Jack's return to the control room is met with both warmth and disdain, particularly when he experiences flashbacks of the crash. The atmosphere rapidly becomes much more serious as the storm approaches and, with the control tower suffering power cuts, the team is forced into manually directing busy air traffic through severe turbulence.

==Cast==

- Kiefer Sutherland as Jack Harris
- Bruce McGill as T.C. Bryant
- Kristy Swanson as Julie Albrecht
- Robert Sean Leonard as Cruise
- Kelly McGillis as Susan Stratton
- Margaret Cho as Amanda
- Charles Fleischer as Randy
- Henry Winkler as John Quinn
- Farrah Forke as Laura Franklin
- Michael Gross as Murray
- Jack Plotnick as Curtis
- Brian George as Shamaal
- John Bennett Perry as Senator Rutherford
- Eleanor Mondale as Christine
- Alex Wexo as Flight 393 Pilot
- John Nielsen as "Pissed Off" Pilot
- Drew Snyder as David, Pilot, Flight 47
- Steve Sax as Co-pilot, Flight 47
- Ruben Paul as Sam
- Vito D'Ambrosio as Weather Analyst

==Production==
The primary cast of Kiefer Sutherland, Kelly McGillis and Robert Sean Leonard was announced in late 1997. Filming had begun at LAX, but after shooting permits were rescinded, producer Talaat Captan finished the film using locations at Ontario International Airport in San Bernardino County, California.

==Release==
Ground Control had its theatrical premiere on August 26, 1998 in Italy as Rischio d'impatto, followed by video releases in 1999 in the United States as Jet and in Iceland as Lennonjohto, and in 2000 as Kollisionskurs - Panik im Tower in Germany and Ground Control in Spain. It had its United Kingdom television premiere as Ground Control in December 2003 on PAX, and in the United States in December 2005.

==Critical response==
Nathan Rabin of The A.V. Club compared Ground Control unfavorably to a similar film, Pushing Tin, calling it "easily the second-best film about air-traffic controllers to be released over the past few months", but added that the film was a "competent, unremarkable disaster movie." He noted that the film's characters were "one-dimensional" and that the dialogue was bland and the plot predictable, but that the film was "nevertheless effective".

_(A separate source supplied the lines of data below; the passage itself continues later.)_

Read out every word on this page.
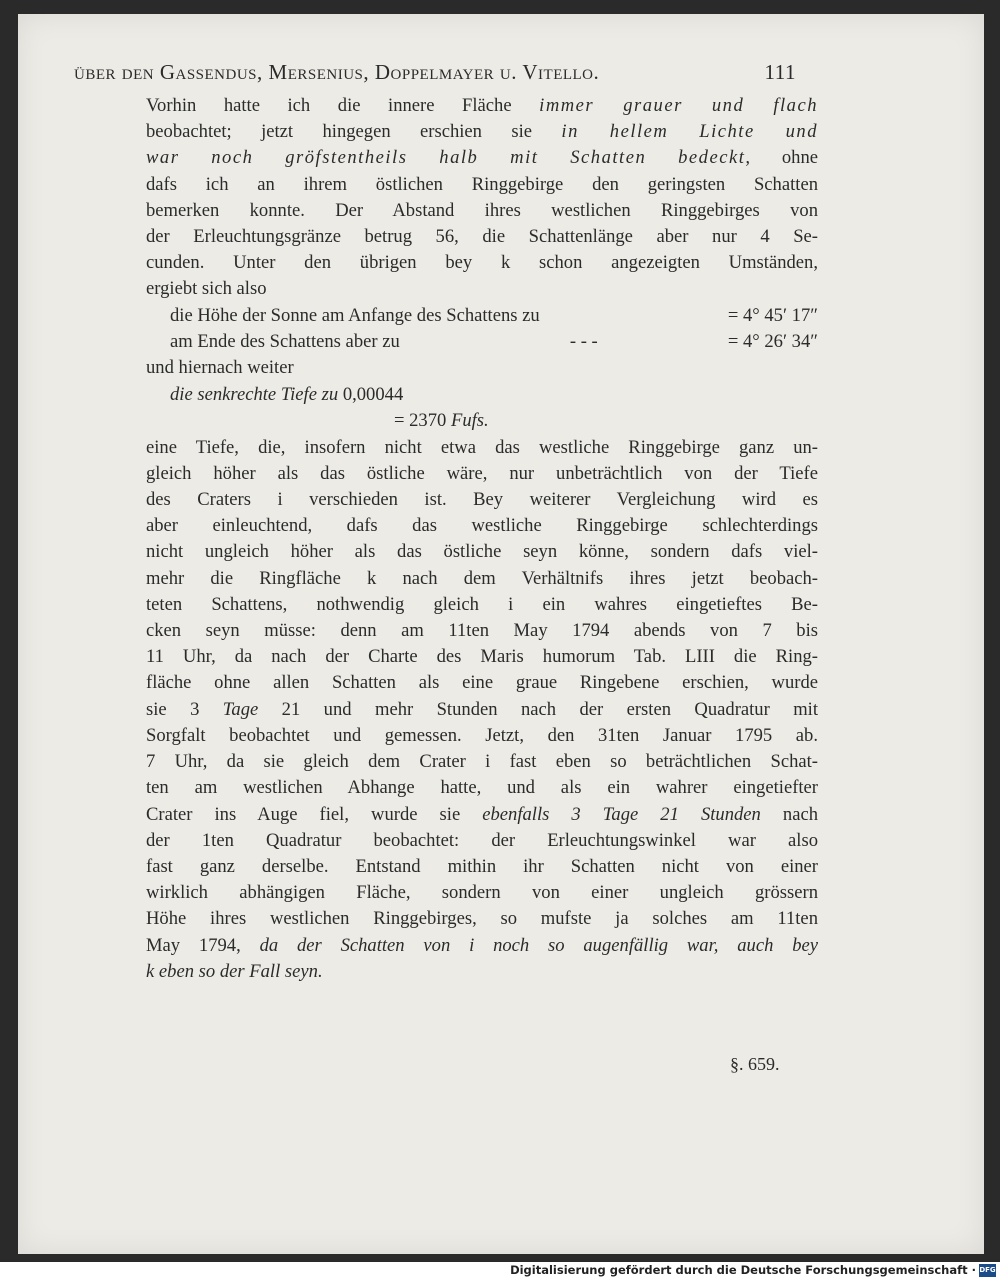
über den Gassendus, Mersenius, Doppelmayer u. Vitello.	111

Vorhin hatte ich die innere Fläche immer grauer und flach
beobachtet; jetzt hingegen erschien sie in hellem Lichte und
war noch gröfstentheils halb mit Schatten bedeckt, ohne
dafs ich an ihrem östlichen Ringgebirge den geringsten Schatten
bemerken konnte. Der Abstand ihres westlichen Ringgebirges von
der Erleuchtungsgränze betrug 56, die Schattenlänge aber nur 4 Se-
cunden. Unter den übrigen bey k schon angezeigten Umständen,
ergiebt sich also

die Höhe der Sonne am Anfange des Schattens zu	= 4° 45′ 17″
am Ende des Schattens aber zu	- - -	= 4° 26′ 34″
und hiernach weiter
die senkrechte Tiefe zu 0,00044
= 2370 Fufs.

eine Tiefe, die, insofern nicht etwa das westliche Ringgebirge ganz un-
gleich höher als das östliche wäre, nur unbeträchtlich von der Tiefe
des Craters i verschieden ist. Bey weiterer Vergleichung wird es
aber einleuchtend, dafs das westliche Ringgebirge schlechterdings
nicht ungleich höher als das östliche seyn könne, sondern dafs viel-
mehr die Ringfläche k nach dem Verhältnifs ihres jetzt beobach-
teten Schattens, nothwendig gleich i ein wahres eingetieftes Be-
cken seyn müsse: denn am 11ten May 1794 abends von 7 bis
11 Uhr, da nach der Charte des Maris humorum Tab. LIII die Ring-
fläche ohne allen Schatten als eine graue Ringebene erschien, wurde
sie 3 Tage 21 und mehr Stunden nach der ersten Quadratur mit
Sorgfalt beobachtet und gemessen. Jetzt, den 31ten Januar 1795 ab.
7 Uhr, da sie gleich dem Crater i fast eben so beträchtlichen Schat-
ten am westlichen Abhange hatte, und als ein wahrer eingetiefter
Crater ins Auge fiel, wurde sie ebenfalls 3 Tage 21 Stunden nach
der 1ten Quadratur beobachtet: der Erleuchtungswinkel war also
fast ganz derselbe. Entstand mithin ihr Schatten nicht von einer
wirklich abhängigen Fläche, sondern von einer ungleich grössern
Höhe ihres westlichen Ringgebirges, so mufste ja solches am 11ten
May 1794, da der Schatten von i noch so augenfällig war, auch bey
k eben so der Fall seyn.

§. 659.
Digitalisierung gefördert durch die Deutsche Forschungsgemeinschaft · DFG
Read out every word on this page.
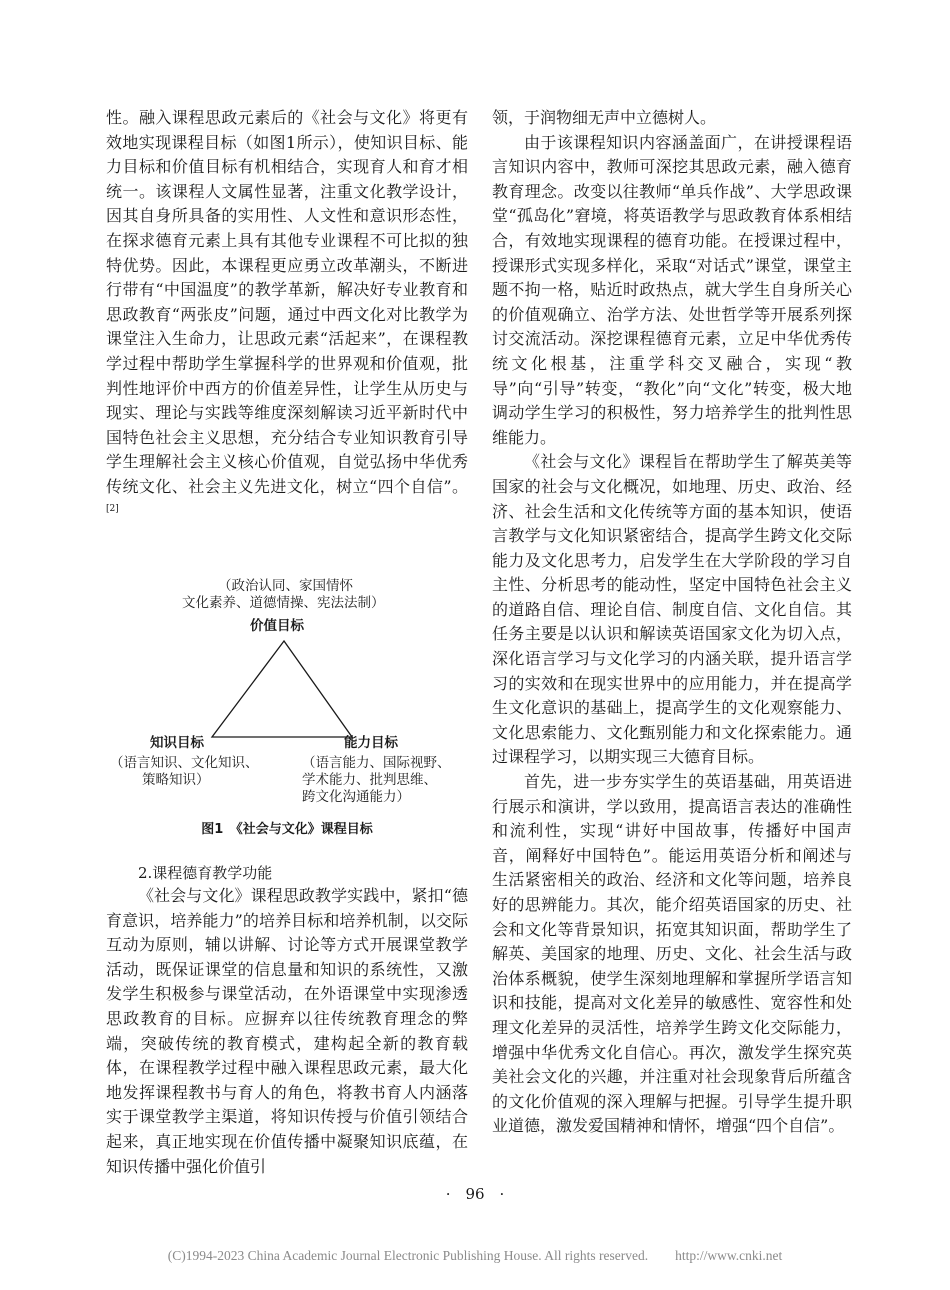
性。融入课程思政元素后的《社会与文化》将更有效地实现课程目标（如图1所示），使知识目标、能力目标和价值目标有机相结合，实现育人和育才相统一。该课程人文属性显著，注重文化教学设计，因其自身所具备的实用性、人文性和意识形态性，在探求德育元素上具有其他专业课程不可比拟的独特优势。因此，本课程更应勇立改革潮头，不断进行带有“中国温度”的教学革新，解决好专业教育和思政教育“两张皮”问题，通过中西文化对比教学为课堂注入生命力，让思政元素“活起来”，在课程教学过程中帮助学生掌握科学的世界观和价值观，批判性地评价中西方的价值差异性，让学生从历史与现实、理论与实践等维度深刻解读习近平新时代中国特色社会主义思想，充分结合专业知识教育引导学生理解社会主义核心价值观，自觉弘扬中华优秀传统文化、社会主义先进文化，树立“四个自信”。[2]

（政治认同、家国情怀
文化素养、道德情操、宪法法制）
价值目标
知识目标	能力目标
（语言知识、文化知识、
策略知识）
（语言能力、国际视野、
学术能力、批判思维、
跨文化沟通能力）
图1　《社会与文化》课程目标
2.课程德育教学功能

《社会与文化》课程思政教学实践中，紧扣“德育意识，培养能力”的培养目标和培养机制，以交际互动为原则，辅以讲解、讨论等方式开展课堂教学活动，既保证课堂的信息量和知识的系统性，又激发学生积极参与课堂活动，在外语课堂中实现渗透思政教育的目标。应摒弃以往传统教育理念的弊端，突破传统的教育模式，建构起全新的教育载体，在课程教学过程中融入课程思政元素，最大化地发挥课程教书与育人的角色，将教书育人内涵落实于课堂教学主渠道，将知识传授与价值引领结合起来，真正地实现在价值传播中凝聚知识底蕴，在知识传播中强化价值引

领，于润物细无声中立德树人。

由于该课程知识内容涵盖面广，在讲授课程语言知识内容中，教师可深挖其思政元素，融入德育教育理念。改变以往教师“单兵作战”、大学思政课堂“孤岛化”窘境，将英语教学与思政教育体系相结合，有效地实现课程的德育功能。在授课过程中，授课形式实现多样化，采取“对话式”课堂，课堂主题不拘一格，贴近时政热点，就大学生自身所关心的价值观确立、治学方法、处世哲学等开展系列探讨交流活动。深挖课程德育元素，立足中华优秀传统文化根基，注重学科交叉融合，实现“教导”向“引导”转变，“教化”向“文化”转变，极大地调动学生学习的积极性，努力培养学生的批判性思维能力。

《社会与文化》课程旨在帮助学生了解英美等国家的社会与文化概况，如地理、历史、政治、经济、社会生活和文化传统等方面的基本知识，使语言教学与文化知识紧密结合，提高学生跨文化交际能力及文化思考力，启发学生在大学阶段的学习自主性、分析思考的能动性，坚定中国特色社会主义的道路自信、理论自信、制度自信、文化自信。其任务主要是以认识和解读英语国家文化为切入点，深化语言学习与文化学习的内涵关联，提升语言学习的实效和在现实世界中的应用能力，并在提高学生文化意识的基础上，提高学生的文化观察能力、文化思索能力、文化甄别能力和文化探索能力。通过课程学习，以期实现三大德育目标。

首先，进一步夯实学生的英语基础，用英语进行展示和演讲，学以致用，提高语言表达的准确性和流利性，实现“讲好中国故事，传播好中国声音，阐释好中国特色”。能运用英语分析和阐述与生活紧密相关的政治、经济和文化等问题，培养良好的思辨能力。其次，能介绍英语国家的历史、社会和文化等背景知识，拓宽其知识面，帮助学生了解英、美国家的地理、历史、文化、社会生活与政治体系概貌，使学生深刻地理解和掌握所学语言知识和技能，提高对文化差异的敏感性、宽容性和处理文化差异的灵活性，培养学生跨文化交际能力，增强中华优秀文化自信心。再次，激发学生探究英美社会文化的兴趣，并注重对社会现象背后所蕴含的文化价值观的深入理解与把握。引导学生提升职业道德，激发爱国精神和情怀，增强“四个自信”。

·　96　·
(C)1994-2023 China Academic Journal Electronic Publishing House. All rights reserved.　　http://www.cnki.net
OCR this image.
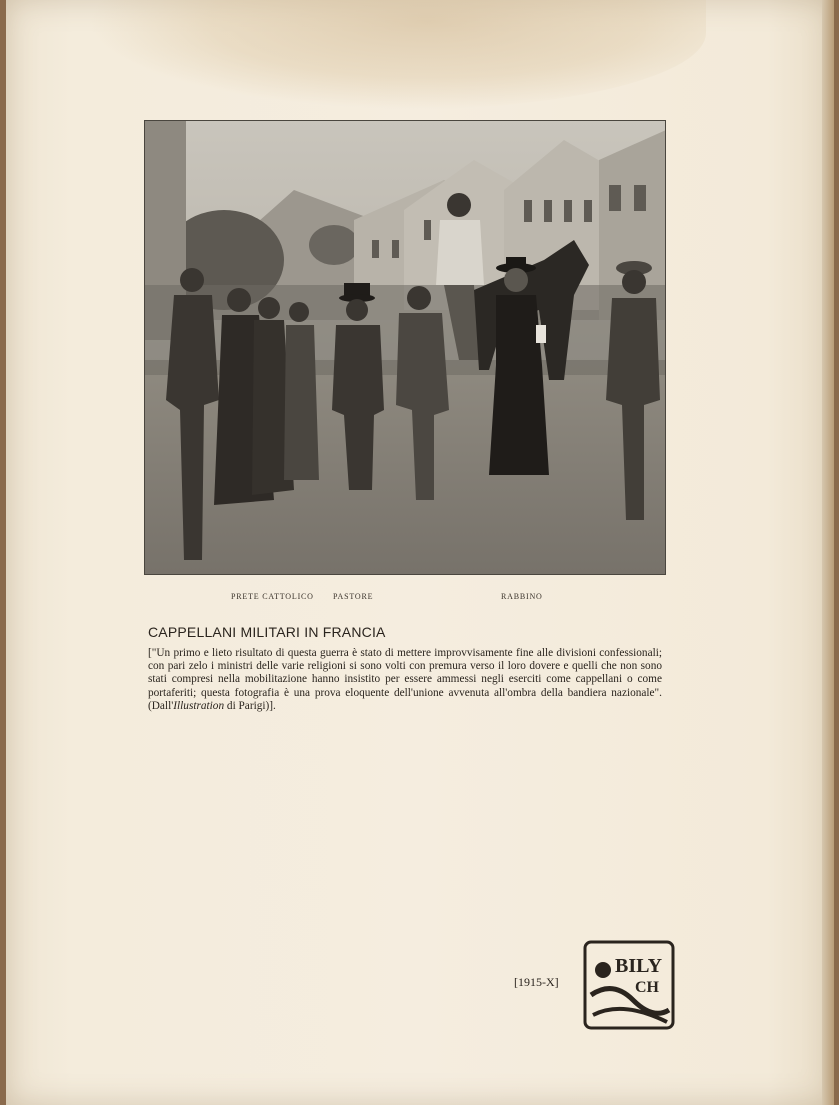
PRETE CATTOLICO PASTORE	RABBINO
CAPPELLANI MILITARI IN FRANCIA

["Un primo e lieto risultato di questa guerra è stato di mettere improvvisamente fine alle divisioni confessionali; con pari zelo i ministri delle varie religioni si sono volti con premura verso il loro dovere e quelli che non sono stati compresi nella mobilitazione hanno insistito per essere ammessi negli eserciti come cappellani o come portaferiti; questa fotografia è una prova eloquente dell'unione avvenuta all'ombra della bandiera nazionale". (Dall'Illustration di Parigi)].

[1915-X]
BILY
CH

The Movie Scene made reference to Kiefer Sutherland's role in the television series 24, writing that "even Jack Bauer couldn't rescue this". They noted that the film suffered from a tight budget, with limited locations and scenery that were "unbelievably fake", and that the film's use of quick cut-aways made the storyline seem disjointed. They suggested, however, that once viewers got past those deficits, the use of poor sets was "actually quite amusing" and added to the film's "quirky charm". The reviewer was surprised that the "quite impressive names" that made up the cast list were relegated mostly to minor roles and that the film spent "all its time focusing on Kiefer Sutherland". The greatest problems of the film were seen in its weak plot and poor dialogue, but this could have been averted had the supporting characters been given more depth. Apart from Sutherland, the only major name in the film who managed to make any impact was Henry Winkler in his role as airport engineer John Quinn. The reviewer concluded that, despite the film's obvious problems and predictability, it had a "certain amount of low budget charm," and that "even the cheesiness of the plot and fake special effects doesn't totally spoil this film and at times it makes it even more enjoyable."

Finnish newspaper Kaleva remarked that the stress and operations of air traffic ground control were a perfect backdrop for a drama film.

TV Guide wrote that the film's characterizations were "strait-laced and noble" and that the film "could have been commissioned by the Air Traffic Controllers' Benevolent Association." They made note of the film's story and plotline being derivative, its "threadbare production values" and "artless" special effects, and its use of "stock characters", but admitted that, despite those weaknesses, the film "does manage to whip up a little suspense".